Indicative Bangkok pricing runs roughly 35,000 to 90,000 THB (about 1,060 to 2,750 USD at a mid-2026 rate of around 32.8 THB to the dollar), depending on whether it is done under local anaesthetic or with sedation, the facility, and whether it is combined with eyelid surgery. For comparison, the US surgeon fee alone for a brow lift averages about 5,460 USD before anaesthesia and facility costs. These are starting figures; confirm an itemised quote at your consultation.
How long do the results last?
This is skin surgery on tissue that keeps ageing, so it is not strictly permanent. Many men keep a clear result for several years before gradual skin laxity slowly returns. How long depends on age, skin quality, sun exposure, and smoking. Be cautious of any clinic that guarantees a fixed number of years, since the honest answer is a range.
Is a sub-brow lift painful?
During surgery you should feel no pain, because the area is numbed with local anaesthetic, with light sedation available if you prefer. Afterwards, most men describe mild tenderness and tightness for the first few days, manageable with simple pain relief and cold compresses, rather than significant pain.
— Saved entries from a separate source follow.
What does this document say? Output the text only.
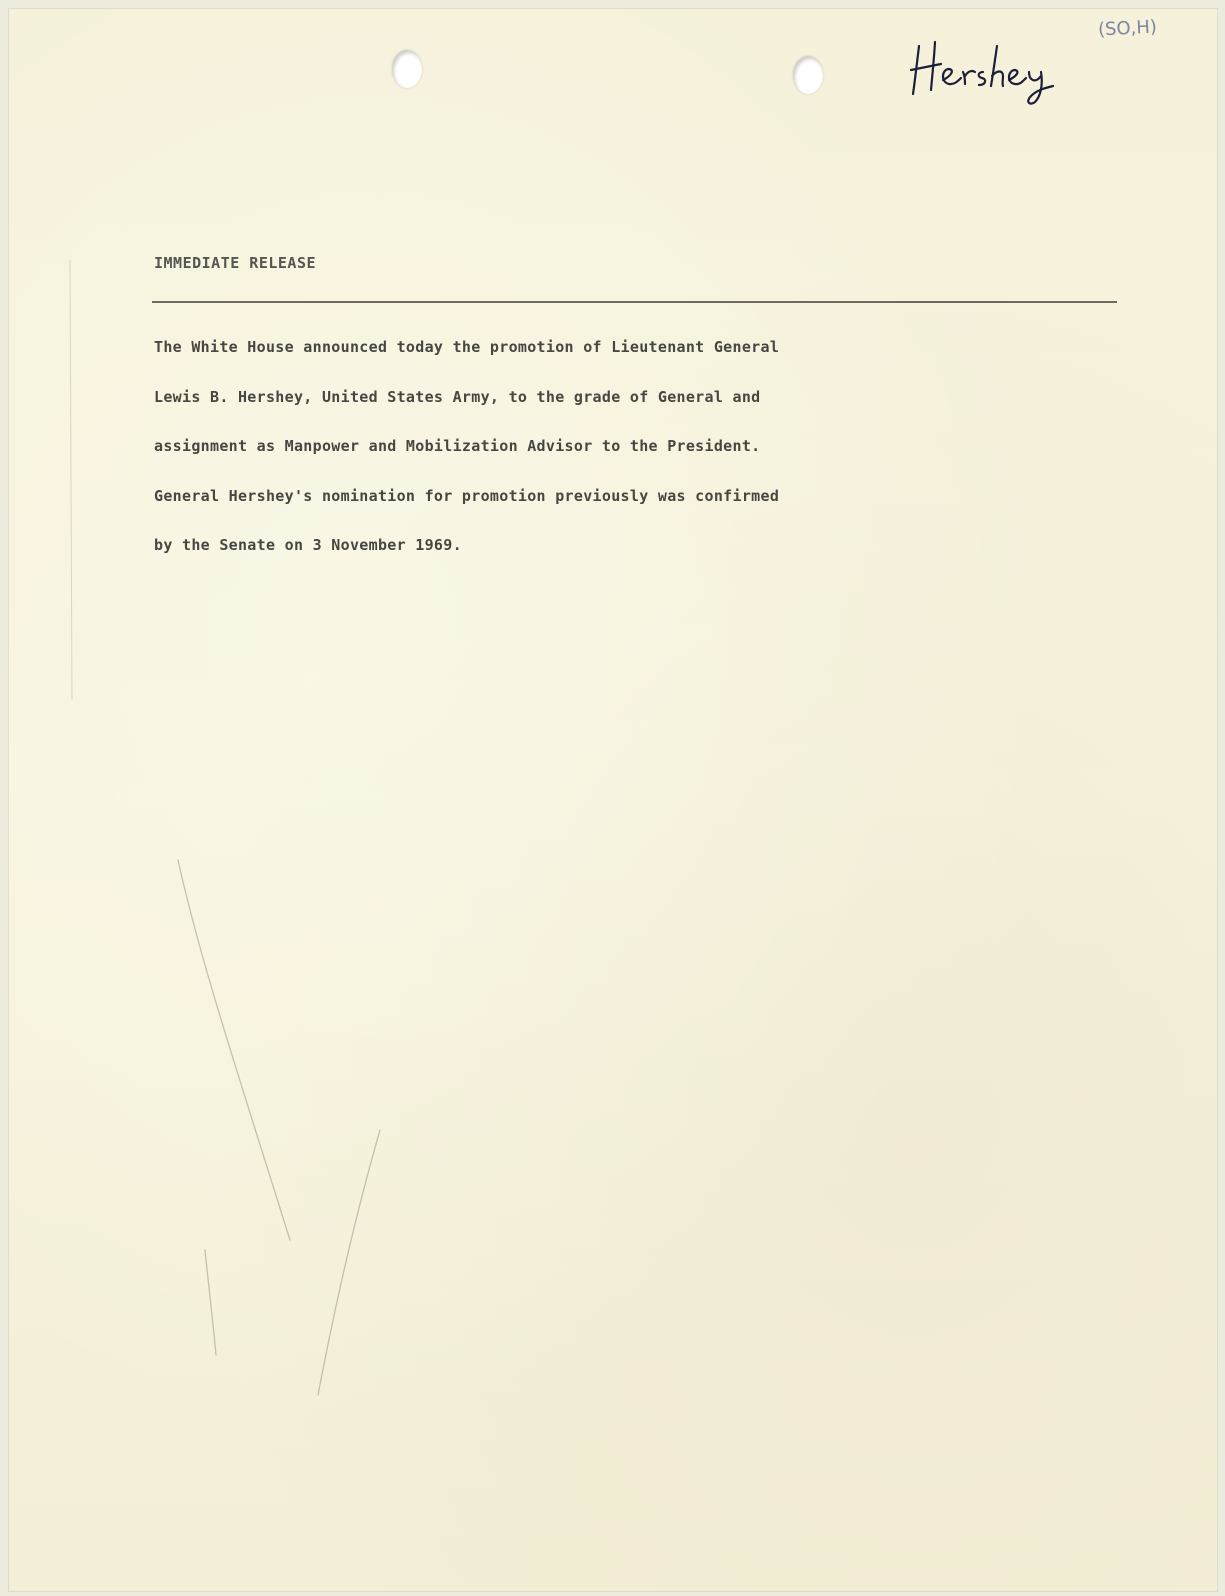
IMMEDIATE RELEASE
The White House announced today the promotion of Lieutenant General
Lewis B. Hershey, United States Army, to the grade of General and
assignment as Manpower and Mobilization Advisor to the President.
General Hershey's nomination for promotion previously was confirmed
by the Senate on 3 November 1969.
(SO,H)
Who should not have a sub-brow lift?
It is not the right operation if your problem is a drooping eyelid margin from a weak muscle (that needs ptosis repair), or if the brow itself has sagged and should be raised (that needs a brow lift). It is also not advised with active eyelid infection, significant untreated dry eye, very sparse eyebrows, bleeding disorders or blood thinners that cannot be paused safely, poorly controlled medical conditions, or unrealistic expectations. An in-person assessment sorts this out.
Does a sub-brow lift help with vision or just appearance?
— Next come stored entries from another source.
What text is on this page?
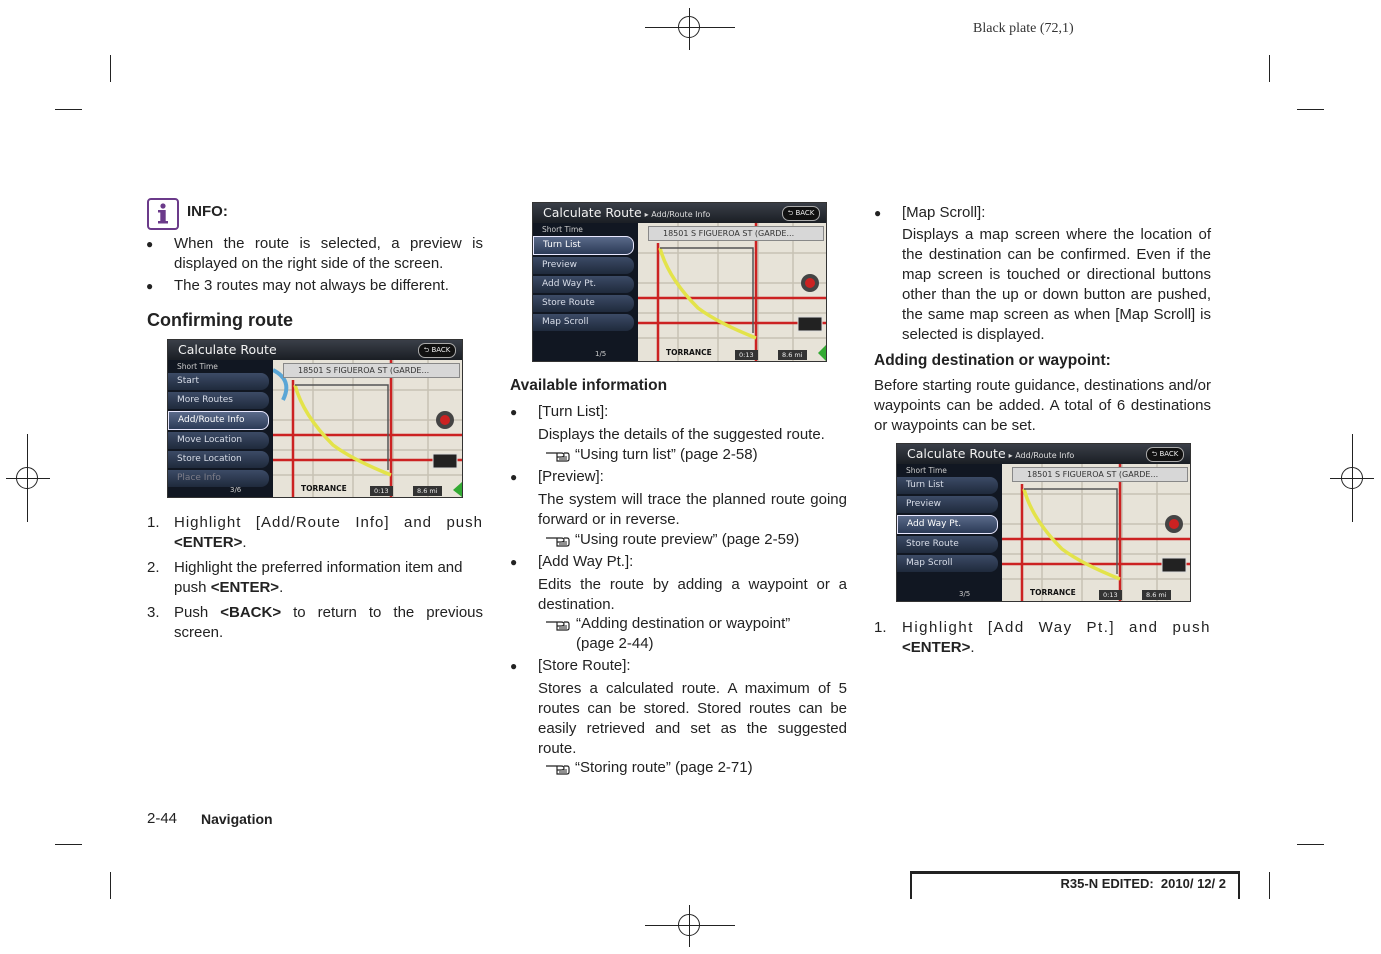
Black plate (72,1)
INFO:
● When the route is selected, a preview is displayed on the right side of the screen.
● The 3 routes may not always be different.
Confirming route
Calculate Route	⮌ BACK
Short Time
Start
More Routes
Add/Route Info
Move Location
Store Location
Place Info
3/6
18501 S FIGUEROA ST (GARDE...
TORRANCE	0:13	8.6 mi
1. Highlight [Add/Route Info] and push <ENTER>.
2. Highlight the preferred information item and push <ENTER>.
3. Push <BACK> to return to the previous screen.
Calculate Route ▸ Add/Route Info	⮌ BACK
Short Time
Turn List
Preview
Add Way Pt.
Store Route
Map Scroll
1/5
18501 S FIGUEROA ST (GARDE...
TORRANCE	0:13	8.6 mi
Available information
● [Turn List]:
Displays the details of the suggested route.
“Using turn list” (page 2-58)
● [Preview]:
The system will trace the planned route going forward or in reverse.
“Using route preview” (page 2-59)
● [Add Way Pt.]:
Edits the route by adding a waypoint or a destination.
“Adding destination or waypoint” (page 2-44)
● [Store Route]:
Stores a calculated route. A maximum of 5 routes can be stored. Stored routes can be easily retrieved and set as the suggested route.
“Storing route” (page 2-71)
● [Map Scroll]:
Displays a map screen where the location of the destination can be confirmed. Even if the map screen is touched or directional buttons other than the up or down button are pushed, the same map screen as when [Map Scroll] is selected is displayed.
Adding destination or waypoint:
Before starting route guidance, destinations and/or waypoints can be added. A total of 6 destinations or waypoints can be set.
Calculate Route ▸ Add/Route Info	⮌ BACK
Short Time
Turn List
Preview
Add Way Pt.
Store Route
Map Scroll
3/5
18501 S FIGUEROA ST (GARDE...
TORRANCE	0:13	8.6 mi
1. Highlight [Add Way Pt.] and push <ENTER>.
2-44 Navigation
R35-N EDITED:  2010/ 12/ 2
For men whose excess upper-lid skin hoods down far enough to block the upper or outer field of view, lifting that skin can improve how open the eye feels and, in some cases, the field of vision. A surgical series of infra-brow excision reported improved visual fields alongside the cosmetic result. Whether it is mainly functional or cosmetic in your case depends on how much skin is involved, which the surgeon assesses at consultation.